The only thing this is cutting out is how much the lawyer can drain from the system. You claim that no lawyer will file a frivolous lawsuit, what fantasy world are you living in? they happen all the time. Tort reform- not just in medical malpractice would force a lot of the bottom feeder lawyers out of business. If they had to pay a part of the other lawyer's fees if they lost or if a case was dismissed, many lawyers would think twice about trying to file a case over stupid stuff.
Garrick - What do you have against doctors? I'd trust most any doctor over a lawyer any day. You claim,"Medicine is all about maximizing profits as an absolute rule." Switch "medicine" to "lawsuits" and you would be right.

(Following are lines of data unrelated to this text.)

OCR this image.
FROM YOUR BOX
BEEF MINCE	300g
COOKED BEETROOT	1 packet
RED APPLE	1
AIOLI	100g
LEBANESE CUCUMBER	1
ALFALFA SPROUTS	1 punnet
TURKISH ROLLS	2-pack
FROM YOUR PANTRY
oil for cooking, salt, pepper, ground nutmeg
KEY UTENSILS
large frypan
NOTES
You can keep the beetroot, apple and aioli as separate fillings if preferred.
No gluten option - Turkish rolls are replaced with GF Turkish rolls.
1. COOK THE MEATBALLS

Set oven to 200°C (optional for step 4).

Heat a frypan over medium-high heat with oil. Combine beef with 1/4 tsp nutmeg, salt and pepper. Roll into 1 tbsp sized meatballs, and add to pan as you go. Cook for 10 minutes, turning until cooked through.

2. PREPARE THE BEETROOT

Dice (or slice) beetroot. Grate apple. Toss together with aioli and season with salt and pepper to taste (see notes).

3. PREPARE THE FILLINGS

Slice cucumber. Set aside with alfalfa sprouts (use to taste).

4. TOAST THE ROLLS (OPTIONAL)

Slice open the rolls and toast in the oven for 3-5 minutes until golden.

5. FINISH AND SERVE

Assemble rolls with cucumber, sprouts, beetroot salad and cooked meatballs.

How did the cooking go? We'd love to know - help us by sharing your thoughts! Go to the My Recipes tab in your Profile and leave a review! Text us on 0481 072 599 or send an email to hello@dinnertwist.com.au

Those humanitarian lawyers you seem to idolize victimize their own clients. They don't work for a set fee or an hourly rate, they work for a percentage of the take. They argue that the doctors victimized patient needs all this money to get their life back and then take a 1/3 to 2/3 of the money for themselves. How selfless, how caring.

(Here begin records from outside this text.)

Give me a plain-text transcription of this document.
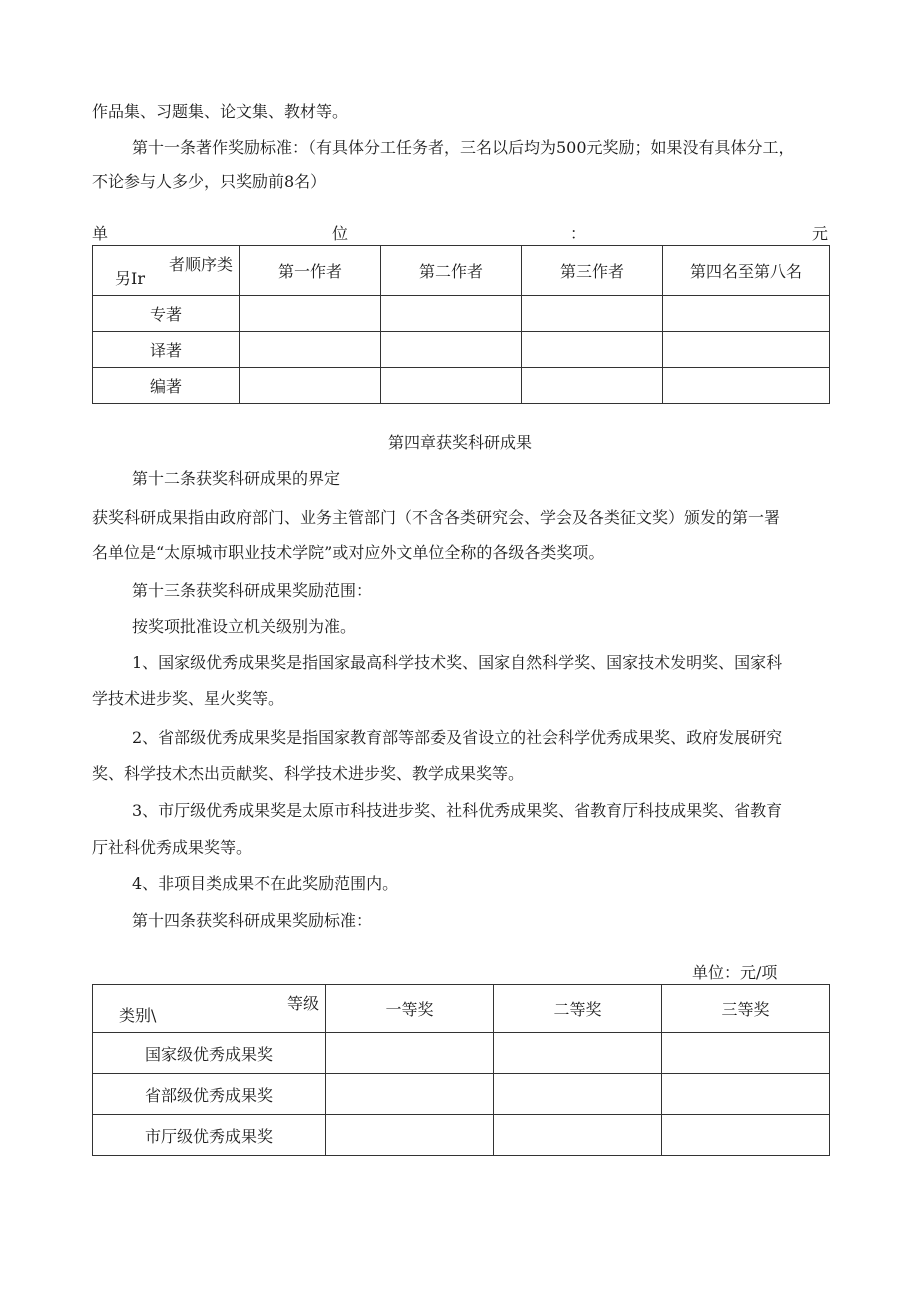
作品集、习题集、论文集、教材等。
第十一条著作奖励标准：（有具体分工任务者，三名以后均为500元奖励；如果没有具体分工，
不论参与人多少，只奖励前8名）
单	位	：	元
者顺序类
另Ir	第一作者	第二作者	第三作者	第四名至第八名
专著				
译著				
编著				
第四章获奖科研成果
第十二条获奖科研成果的界定
获奖科研成果指由政府部门、业务主管部门（不含各类研究会、学会及各类征文奖）颁发的第一署
名单位是“太原城市职业技术学院”或对应外文单位全称的各级各类奖项。
第十三条获奖科研成果奖励范围：
按奖项批准设立机关级别为准。
1、国家级优秀成果奖是指国家最高科学技术奖、国家自然科学奖、国家技术发明奖、国家科
学技术进步奖、星火奖等。
2、省部级优秀成果奖是指国家教育部等部委及省设立的社会科学优秀成果奖、政府发展研究
奖、科学技术杰出贡献奖、科学技术进步奖、教学成果奖等。
3、市厅级优秀成果奖是太原市科技进步奖、社科优秀成果奖、省教育厅科技成果奖、省教育
厅社科优秀成果奖等。
4、非项目类成果不在此奖励范围内。
第十四条获奖科研成果奖励标准：
单位：元/项
等级
类别\	一等奖	二等奖	三等奖
国家级优秀成果奖			
省部级优秀成果奖			
市厅级优秀成果奖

The lawyers are scum. Everytime they lose they should have to pay for the winnings sides lawyer's fee. That will keep them from playing the "lawsuit lottery."
Garrick...very well said, and very true. Most people do not have a clue concerning the way the medical establishment conducts themselves in malpractice situations. How do you know this so well?
"could discourage many victims from bringing legitimate claims to court"
If the claims are legitimate then what is the worry?
Those who think we need "absolute" tort reform for medical care providers (no liability at all for anything) have never had a loved one injured by reckless, uncaring treatment. And there is plenty of it in American medical care today. When courts and legislatures remove all recourse for victims of medical malpractice, some of those those injured will resort to taking matters into their own hands and settle scores personally. Yes, that's a frightening scenario, but it is definitely coming.
With scientific progress is the normal error of the rules which result in medical harm is the basis of responsibility of the physician The responsibility to establish gross negligence is to safeguard the investment of the project, medical and contrary to a fundamental responsibility Asesas in economic activity, carrying risks of the activity
It's unfortunate that Georgia decided to address a problem with a sledge hammer instead of a reasoned approach. ER docs are faced every day with problems ranging from hang nails to heart attacks, with symptoms often very non-specific. Their choices are to over test everyone with full EKG's and CT's or test none. They can admit a patient and send them "upstairs" to the specialist, but then they face the wrath of the specialist being bothered on a weekend. They can discharge the patient and tell them to see their family doc the next day - but he or she may be just as ill prepared to diagnose. So that's why we have a medically recognized standard of care - what would the average physician trained in emergency medicine do in a similar situation? Hospitals and physician groups are constantly developing and refining treatment protocols both to provide better care and to give direction in specific cases. Georgia would be better served by encouraging development of these protocols and giving them legal weight, rather than forcing the patient to prove that his or her doc was a falling down drunk.